Il 10 novembre, due giorni prima del comizio del candidato alla presidenza Roch Marc Christian Kaboré a Dori, nel nord del Burkina Faso, su una pista a una quindicina di chilometri dalla città è stato trovato il cadavere di Sorgho Wendtoin, l’autista di un deputato della regione.

“Bisogna dire la verità, la situazione è precaria e quest’omicidio ne è un altro esempio”, si preoccupa Amadou Abdouramane Ly, funzionario della grande città di Dori e candidato alla camera dei deputati per il partito al potere.

Il Burkina Faso sta organizzando le elezioni presidenziali e legislative del 22 novembre e il vicino Niger quelle presidenziali del 27 dicembre, ma in molti comuni della grande area detta “delle tre frontiere” – Burkina Faso, Niger e Mali – gli scrutini non potranno tenersi perché lo stato è del tutto assente.

“Come si fa a organizzare un’elezione in una zona in cui si verificano attacchi quasi tutti i giorni?”, si chiede un esperto di sicurezza burkinabè.

L’11 novembre quattordici militari sono stati uccisi in un’imboscata su una strada della regione. Si tratta del più grave attacco contro l’esercito degli ultimi mesi. Il 14 novembre, una settimana prima del voto, un gruppo di jihadisti a bordo di un centinaio di moto e di cinque veicoli è stato segnalato nella zona di In-Tillit, in Mali, nei pressi della frontiera burkinabè.

“È evidente che queste elezioni saranno una sfida enorme”, dichiara una fonte vicina alle autorità di Dori.

Un bilancio pesante
In Burkina Faso il bilancio degli attacchi jihadisti (a volte intrecciati a conflitti tra le diverse comunità) è molto pesante: 1.200 morti (soprattutto civili) e un milione di sfollati negli ultimi cinque anni, soprattutto nel nord, la regione più colpita.

Il Consiglio costituzionale ha riconosciuto che le elezioni non si potranno tenere in un’area pari a quasi un quinto del territorio nazionale per la “presenza di gruppi terroristici, l’assenza di un’amministrazione e la fuga degli abitanti”.

“Bisogna considerare che gli sfollati che provengono da queste zone non voteranno”, sottolinea Mahamoudou Savadogo, ricercatore burkinabè esperto di estremismo violento.

“I gruppi jihadisti non hanno vinto sul piano militare, ma riuscendo a diffondere una paura che rende molto difficile la vita delle persone”

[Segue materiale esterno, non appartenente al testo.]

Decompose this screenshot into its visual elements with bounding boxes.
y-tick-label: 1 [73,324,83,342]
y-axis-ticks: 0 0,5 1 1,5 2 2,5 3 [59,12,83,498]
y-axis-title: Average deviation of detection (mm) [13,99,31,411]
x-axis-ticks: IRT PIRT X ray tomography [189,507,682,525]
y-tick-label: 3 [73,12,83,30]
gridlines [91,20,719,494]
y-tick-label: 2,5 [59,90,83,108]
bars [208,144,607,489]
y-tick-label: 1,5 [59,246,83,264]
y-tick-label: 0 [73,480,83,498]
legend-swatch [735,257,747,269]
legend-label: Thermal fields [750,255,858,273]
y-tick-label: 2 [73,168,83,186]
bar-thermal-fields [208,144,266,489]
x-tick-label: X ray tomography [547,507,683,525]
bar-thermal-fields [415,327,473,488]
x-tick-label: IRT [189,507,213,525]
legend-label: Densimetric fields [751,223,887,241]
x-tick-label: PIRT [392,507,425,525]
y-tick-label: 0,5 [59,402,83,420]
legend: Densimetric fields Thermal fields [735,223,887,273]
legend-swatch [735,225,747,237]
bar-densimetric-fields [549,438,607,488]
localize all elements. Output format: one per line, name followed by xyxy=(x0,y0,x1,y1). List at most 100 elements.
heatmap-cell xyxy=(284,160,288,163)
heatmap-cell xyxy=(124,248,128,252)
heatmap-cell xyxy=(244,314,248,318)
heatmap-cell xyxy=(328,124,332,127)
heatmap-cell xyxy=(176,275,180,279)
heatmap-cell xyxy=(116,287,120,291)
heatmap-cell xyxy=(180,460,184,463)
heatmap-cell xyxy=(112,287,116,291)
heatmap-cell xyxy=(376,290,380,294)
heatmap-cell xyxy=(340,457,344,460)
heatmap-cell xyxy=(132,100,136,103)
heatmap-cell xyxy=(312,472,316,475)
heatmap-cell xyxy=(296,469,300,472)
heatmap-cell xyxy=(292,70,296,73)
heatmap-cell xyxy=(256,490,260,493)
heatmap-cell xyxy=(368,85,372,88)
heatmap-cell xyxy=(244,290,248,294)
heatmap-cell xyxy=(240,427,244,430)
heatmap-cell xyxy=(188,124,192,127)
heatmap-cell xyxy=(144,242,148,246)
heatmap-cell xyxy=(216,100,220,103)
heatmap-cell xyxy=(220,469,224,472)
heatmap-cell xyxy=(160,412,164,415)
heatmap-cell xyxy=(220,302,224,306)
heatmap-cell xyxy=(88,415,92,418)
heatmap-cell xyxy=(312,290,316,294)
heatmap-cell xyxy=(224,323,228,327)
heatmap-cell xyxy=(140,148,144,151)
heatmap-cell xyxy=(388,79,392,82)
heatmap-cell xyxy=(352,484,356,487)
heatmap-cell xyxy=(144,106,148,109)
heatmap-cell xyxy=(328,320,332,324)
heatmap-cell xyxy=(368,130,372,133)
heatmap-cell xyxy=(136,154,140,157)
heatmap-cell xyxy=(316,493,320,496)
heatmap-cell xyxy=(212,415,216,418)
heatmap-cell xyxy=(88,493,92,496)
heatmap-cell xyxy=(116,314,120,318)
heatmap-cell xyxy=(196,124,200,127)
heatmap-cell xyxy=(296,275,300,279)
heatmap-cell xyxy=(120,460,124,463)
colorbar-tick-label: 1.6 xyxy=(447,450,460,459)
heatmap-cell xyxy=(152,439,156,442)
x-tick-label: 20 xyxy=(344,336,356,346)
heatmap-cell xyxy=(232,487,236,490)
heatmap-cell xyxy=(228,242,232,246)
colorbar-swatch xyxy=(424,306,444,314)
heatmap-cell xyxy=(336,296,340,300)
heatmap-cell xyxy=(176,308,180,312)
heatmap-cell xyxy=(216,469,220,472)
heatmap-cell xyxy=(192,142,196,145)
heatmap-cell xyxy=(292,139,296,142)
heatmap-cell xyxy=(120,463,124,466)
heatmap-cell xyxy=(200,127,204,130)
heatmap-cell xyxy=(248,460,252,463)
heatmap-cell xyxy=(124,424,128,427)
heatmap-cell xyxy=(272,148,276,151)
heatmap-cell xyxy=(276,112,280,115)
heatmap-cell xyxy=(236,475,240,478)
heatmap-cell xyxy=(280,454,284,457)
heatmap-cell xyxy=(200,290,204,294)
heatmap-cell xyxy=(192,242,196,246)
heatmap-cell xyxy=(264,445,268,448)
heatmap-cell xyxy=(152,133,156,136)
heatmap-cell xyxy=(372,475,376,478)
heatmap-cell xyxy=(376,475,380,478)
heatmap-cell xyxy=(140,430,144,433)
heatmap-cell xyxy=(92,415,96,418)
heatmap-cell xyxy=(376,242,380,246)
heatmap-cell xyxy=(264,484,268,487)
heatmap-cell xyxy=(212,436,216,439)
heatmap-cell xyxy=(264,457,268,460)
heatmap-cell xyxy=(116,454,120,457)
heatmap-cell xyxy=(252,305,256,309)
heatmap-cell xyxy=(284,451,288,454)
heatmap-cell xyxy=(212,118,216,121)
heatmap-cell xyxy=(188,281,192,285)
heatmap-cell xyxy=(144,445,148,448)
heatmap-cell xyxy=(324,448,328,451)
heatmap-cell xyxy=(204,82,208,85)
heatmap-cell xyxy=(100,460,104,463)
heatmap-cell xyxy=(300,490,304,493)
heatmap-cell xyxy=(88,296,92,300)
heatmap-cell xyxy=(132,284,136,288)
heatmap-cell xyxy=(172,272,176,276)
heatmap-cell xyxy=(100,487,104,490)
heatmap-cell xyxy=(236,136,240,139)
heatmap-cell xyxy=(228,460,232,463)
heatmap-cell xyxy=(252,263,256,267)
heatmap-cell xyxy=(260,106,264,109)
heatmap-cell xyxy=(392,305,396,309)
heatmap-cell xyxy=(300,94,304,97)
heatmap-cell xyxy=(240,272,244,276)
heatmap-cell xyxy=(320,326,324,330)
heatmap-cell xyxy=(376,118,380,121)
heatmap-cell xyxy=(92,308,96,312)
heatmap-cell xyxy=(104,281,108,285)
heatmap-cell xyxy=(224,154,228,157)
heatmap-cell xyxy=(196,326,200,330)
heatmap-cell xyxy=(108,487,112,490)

Alla stazione di Dori, snodo commerciale della regione, i trasportatori sono contrariati: molte strade non si possono più percorrere per paura di fare brutti incontri. “Ci sono troppi problemi sulla strada”, conferma uno di loro, chiedendo di restare anonimo. Racconta che i camion devono aspettare una scorta militare per raggiungere Djibo, 200 chilometri a est di Dori.

“I gruppi jihadisti non hanno vinto sul piano militare, ma riuscendo a diffondere una paura che rende molto difficile la vita delle persone”, sottolinea Rinaldo Depagne dell’International crisis group.

I jihadisti “sono figli del paese, conoscono il territorio, sono sui social network. Gli attacchi non sono mai casuali”, spiega Saidou Maïga, sindaco del comune rurale di Falagountou, al confine con il Niger. Maïga non va più a Gorom-Gorom, a 30 chilometri da Dori, “nemmeno a mezzogiorno”, mentre prima, racconta, “ci andavamo anche di sera per prendere un tè e poi tornare a Dori”.

“Non è un problema a cui il Burkina Faso può rispondere da solo. Se le tre frontiere non saranno gestite insieme al Niger e al Mali, la cosa non funzionerà”, dice il sindaco.

Nel 2017 è stata istituita una forza militare regionale, la Forza congiunta del G5-Sahel, che però non ha raggiunto grandi risultati. È stata sostenuta dalle truppe francesi dell’operazione Berkhane (composta da cinquemila uomini) e dall’operazione europea Takuba.

“I militari sono presenti solo nei dintorni delle città. Nella boscaglia non ce ne sono, sono andati via tutti”, spiega Savadogo. “Lì non c’è più alcun controllo da parte dello stato, interi pezzi di paese non potranno votare”.